In statistics, the analysis of variance (ANOVA) is a way of analyzing different groups of data together to see if they are related or similar. One important test within ANOVA is the root mean square error (MSE). This quantity is a way of estimating the difference between the values predicted by a statistical model and the measured values from the actual system. Calculating the root MSE can be done in a few straightforward steps.
Sum of Square Errors (SSE)
Calculate the overall mean of each group of data sets. For example, say there are two groups of data, set A and set B, where set A contains the numbers 1, 2 and 3 and set B contains the numbers 4, 5 and 6. The mean of set A is 2 ( found by adding 1, 2 and 3 together and dividing by 3) and the mean of set B is 5 (found by adding 4, 5 and 6 together and dividing by 3).

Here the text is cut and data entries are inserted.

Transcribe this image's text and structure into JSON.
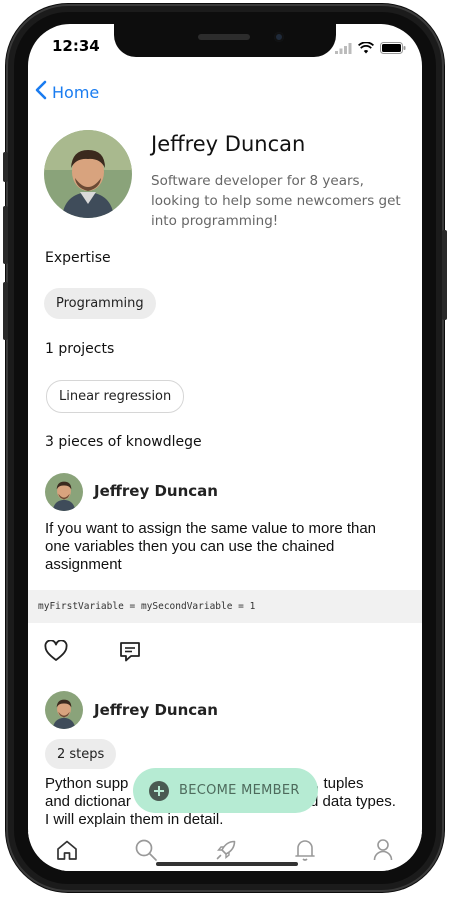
{
  "status_bar": {
    "time": "12:34"
  },
  "nav": {
    "back_label": "Home"
  },
  "profile": {
    "name": "Jeffrey Duncan",
    "bio": "Software developer for 8 years, looking to help some newcomers get into programming!"
  },
  "expertise": {
    "label": "Expertise",
    "chips": [
      "Programming"
    ]
  },
  "projects": {
    "label": "1 projects",
    "chips": [
      "Linear regression"
    ]
  },
  "knowledge": {
    "label": "3 pieces of knowdlege"
  },
  "posts": [
    {
      "author": "Jeffrey Duncan",
      "text": "If you want to assign the same value to more than one variables then you can use the chained assignment",
      "code": "myFirstVariable = mySecondVariable = 1"
    },
    {
      "author": "Jeffrey Duncan",
      "badge": "2 steps",
      "text_line1": "Python supp",
      "text_line1_end": ", lists, tuples",
      "text_line2": "and dictionar",
      "text_line2_end": "d data types.",
      "text_line3": "I will explain them in detail."
    }
  ],
  "fab": {
    "label": "BECOME MEMBER"
  },
  "tabbar": {
    "items": [
      "home-icon",
      "search-icon",
      "rocket-icon",
      "bell-icon",
      "profile-icon"
    ]
  },
  "colors": {
    "accent": "#1a7cf0",
    "fab_bg": "#b6ebd3",
    "chip_bg": "#ececec"
  }
}
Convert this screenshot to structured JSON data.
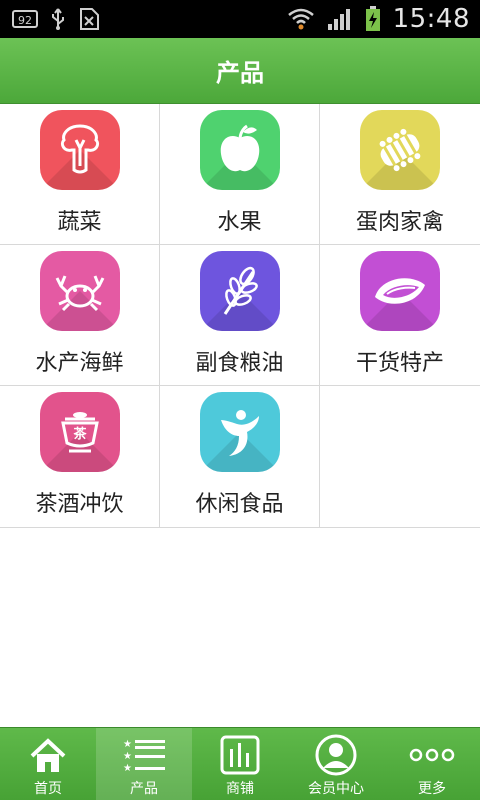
{
  "status_bar": {
    "time": "15:48",
    "left_icons": [
      "notification-badge-icon",
      "usb-icon",
      "sim-icon"
    ],
    "notification_badge": "92",
    "right_icons": [
      "wifi-icon",
      "signal-icon",
      "battery-charging-icon"
    ]
  },
  "header": {
    "title": "产品"
  },
  "categories": [
    {
      "label": "蔬菜",
      "icon": "mushroom-icon",
      "color": "#f0545d"
    },
    {
      "label": "水果",
      "icon": "apple-icon",
      "color": "#4fd26f"
    },
    {
      "label": "蛋肉家禽",
      "icon": "ribs-icon",
      "color": "#e2d85a"
    },
    {
      "label": "水产海鲜",
      "icon": "crab-icon",
      "color": "#e45aa3"
    },
    {
      "label": "副食粮油",
      "icon": "wheat-icon",
      "color": "#6e55de"
    },
    {
      "label": "干货特产",
      "icon": "seed-icon",
      "color": "#c24fd4"
    },
    {
      "label": "茶酒冲饮",
      "icon": "tea-icon",
      "color": "#e2538c",
      "icon_text": "茶"
    },
    {
      "label": "休闲食品",
      "icon": "leisure-icon",
      "color": "#4ec9da"
    }
  ],
  "bottom_nav": [
    {
      "label": "首页",
      "icon": "home-icon"
    },
    {
      "label": "产品",
      "icon": "list-icon",
      "active": true
    },
    {
      "label": "商铺",
      "icon": "shop-icon"
    },
    {
      "label": "会员中心",
      "icon": "member-icon"
    },
    {
      "label": "更多",
      "icon": "more-icon"
    }
  ],
  "colors": {
    "header_green": "#58b245",
    "nav_green": "#52ad3f",
    "status_bar": "#000000"
  }
}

Subtract the mean of the data from the individual data points and square the ensuing value. For example, in the data set A, subtracting 1 by the mean of 2 gives a value of -1. Squaring this number (that is to say, multiplying it by itself) gives 1. Repeating this process for the rest of the data from set A gives 0, and 1, and for set B, the numbers are 1, 0 and 1 as well.

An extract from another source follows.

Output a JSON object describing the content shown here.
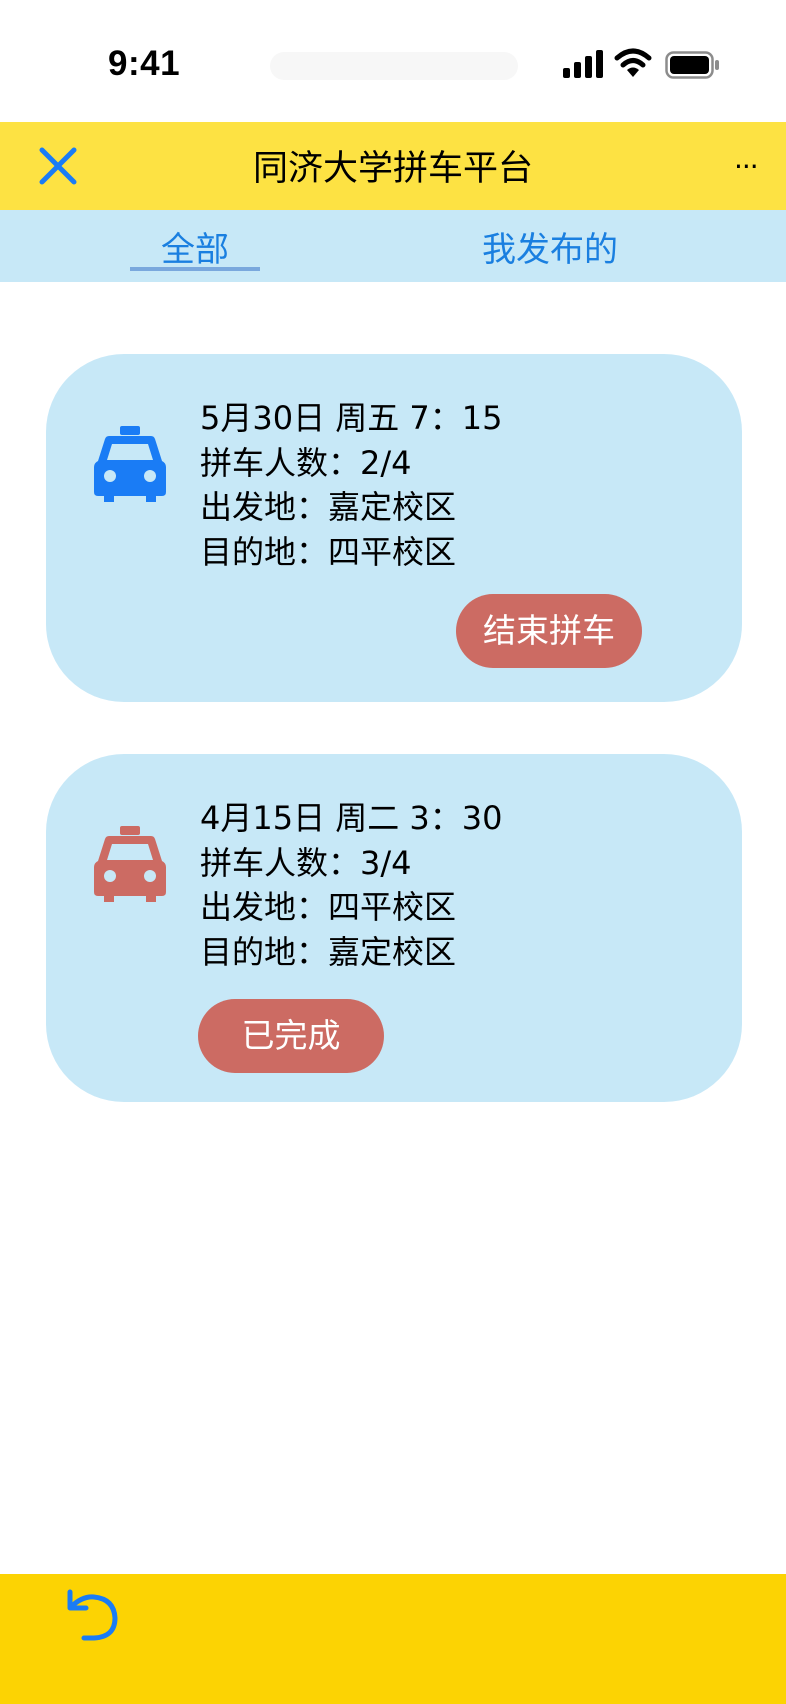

Sum up all the squared values. From the previous example, summing up all the squared numbers produces the number 4.
Calculating the Root MSE in ANOVA
Find the degrees of freedom for error by subtracting the total number of data points by the degrees of freedom for treatment (the number of data sets). In our example, there are six total data points and two different data sets, which gives 4 as the degrees of freedom for error.
Divide the sum of squares error by the degrees of freedom for error. Continuing the example, dividing 4 by 4 gives 1. This is the mean square error (MSE).
Take the square root of the MSE. Concluding the example, the square root of 1 is 1. Therefore, the root MSE for ANOVA is 1 in this example.